Amazon SageMaker
Developer Guide

Using Custom Algorithms for Model Training and Hosting on Amazon SageMaker with Apache Spark

In Example 1: Using Amazon SageMaker for Training and Inference with Apache Spark, you use the kMeansSageMakerEstimator because the example uses the k-means algorithm provided by Amazon SageMaker for model training. You might choose to use your own custom algorithm for model training instead. Assuming that you have already created a Docker image, you can create your own SageMakerEstimator and specify the Amazon Elastic Container Registry path for your custom image.

The following code sample shows how to create a KMeansSageMakerEstimator from the SageMakerEstimator. In the new estimator, you explicitly specify the Docker registry path to your training and inference code images.

import com.amazonaws.services.sagemaker.sparksdk.IAMRole import com.amazonaws.services.sagemaker.sparksdk.SageMakerEstimator import com.amazonaws.services.sagemaker.sparksdk.transformation.serializers.ProtobufRequestRowSerializer import com.amazonaws.services.sagemaker.sparksdk.transformation.deserializers.KMeansProtobufResponseRowDeserializer val estimator = new SageMakerEstimator( trainingImage = "811284229777.dkr.ecr.us-east-1.amazonaws.com/kmeans:1", modelImage = "811284229777.dkr.ecr.us-east-1.amazonaws.com/kmeans:1", requestRowSerializer = new ProtobufRequestRowSerializer(), responseRowDeserializer = new KMeansProtobufResponseRowDeserializer(), hyperParameters = Map("k" -> "10", "feature_dim" -> "784"), sagemakerRole = IAMRole(roleArn), trainingInstanceType = "ml.p2.xlarge", trainingInstanceCount = 1, endpointInstanceType = "ml.c4.xlarge", endpointInitialInstanceCount = 1, trainingSparkDataFormat = "sagemaker")

In the code, the parameters in the SageMakerEstimator constructor include:

  • trainingImage —Identifies the Docker registry path to the training image containing your custom code.

  • modelImage —Identifies the Docker registry path to the image containing inference code.

  • requestRowSerializer —Implements com.amazonaws.services.sagemaker.sparksdk.transformation.RequestRowSerializer.

    This parameter serializes rows in the input DataFrame to send them to the model hosted in Amazon SageMaker for inference.

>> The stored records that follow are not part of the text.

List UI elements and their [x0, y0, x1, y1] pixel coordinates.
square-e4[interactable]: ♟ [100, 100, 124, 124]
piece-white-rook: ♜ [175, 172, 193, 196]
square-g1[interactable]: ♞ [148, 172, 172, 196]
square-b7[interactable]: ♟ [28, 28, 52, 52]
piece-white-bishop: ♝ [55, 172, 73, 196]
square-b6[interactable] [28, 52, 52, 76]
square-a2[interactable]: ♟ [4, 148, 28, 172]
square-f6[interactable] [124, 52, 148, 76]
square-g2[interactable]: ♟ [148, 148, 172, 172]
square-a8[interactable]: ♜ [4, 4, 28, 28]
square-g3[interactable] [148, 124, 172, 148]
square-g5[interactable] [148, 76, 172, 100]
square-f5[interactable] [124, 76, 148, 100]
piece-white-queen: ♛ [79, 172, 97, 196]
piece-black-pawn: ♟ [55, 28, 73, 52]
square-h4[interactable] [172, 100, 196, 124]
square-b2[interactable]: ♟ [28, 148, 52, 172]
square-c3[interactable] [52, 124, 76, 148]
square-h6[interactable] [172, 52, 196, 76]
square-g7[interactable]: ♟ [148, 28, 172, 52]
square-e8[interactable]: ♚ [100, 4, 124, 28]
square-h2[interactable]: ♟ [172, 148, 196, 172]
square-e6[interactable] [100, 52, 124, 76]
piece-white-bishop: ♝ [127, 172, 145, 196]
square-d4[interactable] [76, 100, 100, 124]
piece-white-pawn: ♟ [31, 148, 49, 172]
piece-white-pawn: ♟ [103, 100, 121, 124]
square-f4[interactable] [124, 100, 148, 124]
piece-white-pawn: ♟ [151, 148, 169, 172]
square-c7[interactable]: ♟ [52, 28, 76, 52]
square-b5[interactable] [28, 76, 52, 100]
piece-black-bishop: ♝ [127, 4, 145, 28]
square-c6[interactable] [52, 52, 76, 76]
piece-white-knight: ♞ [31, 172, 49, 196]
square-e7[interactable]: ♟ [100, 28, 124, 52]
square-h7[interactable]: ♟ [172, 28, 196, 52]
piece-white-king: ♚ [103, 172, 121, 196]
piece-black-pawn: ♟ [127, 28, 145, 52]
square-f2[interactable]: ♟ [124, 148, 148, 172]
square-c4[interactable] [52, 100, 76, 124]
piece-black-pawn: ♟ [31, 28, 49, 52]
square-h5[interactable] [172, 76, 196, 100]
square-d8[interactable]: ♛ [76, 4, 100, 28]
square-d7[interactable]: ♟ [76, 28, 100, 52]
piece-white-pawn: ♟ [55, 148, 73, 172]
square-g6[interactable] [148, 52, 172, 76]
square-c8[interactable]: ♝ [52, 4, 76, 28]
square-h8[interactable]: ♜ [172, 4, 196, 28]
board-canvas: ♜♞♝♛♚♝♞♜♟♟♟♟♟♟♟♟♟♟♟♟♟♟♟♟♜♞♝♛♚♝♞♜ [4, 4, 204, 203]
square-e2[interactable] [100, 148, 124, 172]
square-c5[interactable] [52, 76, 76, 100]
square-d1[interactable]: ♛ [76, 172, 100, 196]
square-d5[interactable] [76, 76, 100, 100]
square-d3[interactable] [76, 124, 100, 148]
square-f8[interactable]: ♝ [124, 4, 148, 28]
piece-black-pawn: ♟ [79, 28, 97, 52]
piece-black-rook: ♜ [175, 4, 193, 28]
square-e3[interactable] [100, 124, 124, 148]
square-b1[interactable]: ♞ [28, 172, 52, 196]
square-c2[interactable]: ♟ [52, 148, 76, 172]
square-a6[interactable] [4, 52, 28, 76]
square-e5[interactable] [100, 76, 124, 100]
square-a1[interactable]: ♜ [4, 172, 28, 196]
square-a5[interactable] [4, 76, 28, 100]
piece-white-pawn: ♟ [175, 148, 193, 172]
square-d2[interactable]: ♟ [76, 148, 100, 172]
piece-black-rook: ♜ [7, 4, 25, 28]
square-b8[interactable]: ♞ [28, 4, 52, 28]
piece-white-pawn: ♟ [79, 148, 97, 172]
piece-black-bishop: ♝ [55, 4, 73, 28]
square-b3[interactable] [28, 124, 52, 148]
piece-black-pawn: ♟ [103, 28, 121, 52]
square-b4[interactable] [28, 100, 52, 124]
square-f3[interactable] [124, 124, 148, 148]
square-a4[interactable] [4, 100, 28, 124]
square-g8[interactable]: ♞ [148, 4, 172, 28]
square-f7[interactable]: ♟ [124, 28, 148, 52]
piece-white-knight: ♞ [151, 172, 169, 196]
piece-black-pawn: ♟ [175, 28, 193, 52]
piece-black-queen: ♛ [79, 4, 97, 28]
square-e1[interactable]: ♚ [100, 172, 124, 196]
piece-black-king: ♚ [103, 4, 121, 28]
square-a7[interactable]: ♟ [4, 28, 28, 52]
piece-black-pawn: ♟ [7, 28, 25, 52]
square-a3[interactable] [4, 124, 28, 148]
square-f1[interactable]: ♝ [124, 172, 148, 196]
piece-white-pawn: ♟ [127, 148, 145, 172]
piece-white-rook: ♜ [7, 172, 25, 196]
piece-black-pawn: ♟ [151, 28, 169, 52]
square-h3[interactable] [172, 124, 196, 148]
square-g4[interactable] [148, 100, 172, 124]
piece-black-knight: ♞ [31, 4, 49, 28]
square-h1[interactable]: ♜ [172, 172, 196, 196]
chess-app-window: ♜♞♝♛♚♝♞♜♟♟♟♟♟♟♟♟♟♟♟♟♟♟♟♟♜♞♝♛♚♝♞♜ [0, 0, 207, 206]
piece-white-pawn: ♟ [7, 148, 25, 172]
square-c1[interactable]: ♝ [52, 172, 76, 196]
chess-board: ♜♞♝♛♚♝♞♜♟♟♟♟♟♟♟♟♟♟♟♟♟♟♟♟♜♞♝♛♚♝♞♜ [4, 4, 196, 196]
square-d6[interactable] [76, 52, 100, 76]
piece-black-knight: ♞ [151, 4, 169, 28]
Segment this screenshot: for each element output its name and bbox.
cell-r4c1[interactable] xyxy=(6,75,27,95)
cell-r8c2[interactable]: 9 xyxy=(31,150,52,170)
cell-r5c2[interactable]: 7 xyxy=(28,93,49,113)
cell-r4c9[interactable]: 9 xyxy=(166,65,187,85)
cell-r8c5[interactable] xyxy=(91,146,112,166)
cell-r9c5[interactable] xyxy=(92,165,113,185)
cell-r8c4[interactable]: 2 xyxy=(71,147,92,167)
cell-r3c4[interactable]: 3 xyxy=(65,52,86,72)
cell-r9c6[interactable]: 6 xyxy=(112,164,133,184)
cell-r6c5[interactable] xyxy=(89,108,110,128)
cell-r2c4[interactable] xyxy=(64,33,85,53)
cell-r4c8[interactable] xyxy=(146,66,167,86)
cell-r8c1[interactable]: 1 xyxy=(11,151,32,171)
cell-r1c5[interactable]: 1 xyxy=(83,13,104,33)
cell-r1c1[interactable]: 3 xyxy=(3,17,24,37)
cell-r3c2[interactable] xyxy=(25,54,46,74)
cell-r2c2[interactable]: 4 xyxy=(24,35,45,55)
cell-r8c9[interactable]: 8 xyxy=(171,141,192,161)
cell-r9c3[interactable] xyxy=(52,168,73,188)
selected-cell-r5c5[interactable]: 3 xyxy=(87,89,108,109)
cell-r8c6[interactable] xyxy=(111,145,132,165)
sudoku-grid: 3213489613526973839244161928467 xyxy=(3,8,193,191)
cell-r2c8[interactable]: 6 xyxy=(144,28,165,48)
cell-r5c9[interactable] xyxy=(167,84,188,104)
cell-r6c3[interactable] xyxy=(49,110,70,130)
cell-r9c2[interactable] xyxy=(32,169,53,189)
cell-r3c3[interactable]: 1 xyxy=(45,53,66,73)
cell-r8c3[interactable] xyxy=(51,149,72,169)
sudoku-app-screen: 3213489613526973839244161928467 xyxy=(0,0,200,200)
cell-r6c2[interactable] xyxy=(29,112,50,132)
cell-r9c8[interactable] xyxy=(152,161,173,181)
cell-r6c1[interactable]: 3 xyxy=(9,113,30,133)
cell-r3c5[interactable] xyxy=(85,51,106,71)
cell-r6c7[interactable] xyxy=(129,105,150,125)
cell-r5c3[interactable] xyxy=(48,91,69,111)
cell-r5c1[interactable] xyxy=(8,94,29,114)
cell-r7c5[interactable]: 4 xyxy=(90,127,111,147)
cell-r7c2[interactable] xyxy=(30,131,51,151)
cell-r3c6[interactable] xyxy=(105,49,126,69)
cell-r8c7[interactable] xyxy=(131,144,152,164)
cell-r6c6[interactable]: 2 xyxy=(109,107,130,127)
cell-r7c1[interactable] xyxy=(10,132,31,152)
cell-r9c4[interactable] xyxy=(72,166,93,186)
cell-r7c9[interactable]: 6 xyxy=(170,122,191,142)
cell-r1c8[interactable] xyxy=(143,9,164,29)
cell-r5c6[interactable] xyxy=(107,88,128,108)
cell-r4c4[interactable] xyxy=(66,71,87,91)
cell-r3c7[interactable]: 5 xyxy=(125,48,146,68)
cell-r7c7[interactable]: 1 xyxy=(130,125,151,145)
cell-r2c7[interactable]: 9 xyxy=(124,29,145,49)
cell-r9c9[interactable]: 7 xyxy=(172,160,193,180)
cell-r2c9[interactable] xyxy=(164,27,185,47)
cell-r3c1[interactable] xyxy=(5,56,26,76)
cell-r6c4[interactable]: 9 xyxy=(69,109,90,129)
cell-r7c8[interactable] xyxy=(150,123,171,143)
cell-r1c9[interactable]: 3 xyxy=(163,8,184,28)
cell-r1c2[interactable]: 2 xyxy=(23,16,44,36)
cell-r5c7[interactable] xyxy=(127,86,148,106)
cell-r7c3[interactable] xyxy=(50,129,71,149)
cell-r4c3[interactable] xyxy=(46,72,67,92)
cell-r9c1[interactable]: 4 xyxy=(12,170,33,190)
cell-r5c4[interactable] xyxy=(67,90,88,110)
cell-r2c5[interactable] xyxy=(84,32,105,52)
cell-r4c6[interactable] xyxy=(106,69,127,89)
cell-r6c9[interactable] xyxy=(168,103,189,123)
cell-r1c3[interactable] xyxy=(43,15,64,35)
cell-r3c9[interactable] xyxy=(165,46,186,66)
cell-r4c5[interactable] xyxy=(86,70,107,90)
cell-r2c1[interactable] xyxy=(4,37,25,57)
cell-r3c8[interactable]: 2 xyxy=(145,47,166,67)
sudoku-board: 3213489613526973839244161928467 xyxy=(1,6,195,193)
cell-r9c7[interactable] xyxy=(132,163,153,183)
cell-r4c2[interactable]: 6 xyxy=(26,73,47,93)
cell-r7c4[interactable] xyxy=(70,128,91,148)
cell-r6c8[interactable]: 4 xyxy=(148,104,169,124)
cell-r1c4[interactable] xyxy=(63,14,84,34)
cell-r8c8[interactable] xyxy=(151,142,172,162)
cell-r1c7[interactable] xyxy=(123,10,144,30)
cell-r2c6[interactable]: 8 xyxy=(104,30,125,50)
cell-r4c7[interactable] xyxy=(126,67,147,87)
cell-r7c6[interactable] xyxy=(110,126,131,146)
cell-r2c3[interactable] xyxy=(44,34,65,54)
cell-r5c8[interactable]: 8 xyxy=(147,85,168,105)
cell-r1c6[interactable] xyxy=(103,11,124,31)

  • responseRowDeserializer —Implements

    com.amazonaws.services.sagemaker.sparksdk.transformation.ResponseRowDeserializer.

    This parameter deserializes responses from the model, hosted in Amazon SageMaker, back into a DataFrame.

  • trainingSparkDataFormat —Specifies the data format that Spark uses when uploading training data from a DataFrame to S3. For example, "sagemaker" for protobuf format, "csv" for comma separated values, and "libsvm" for LibSVM format.

You can implement your own RequestRowSerializer and ResponseRowDeserializer to serialize and deserialize rows from a data format that your inference code supports, such as libsvm or .csv.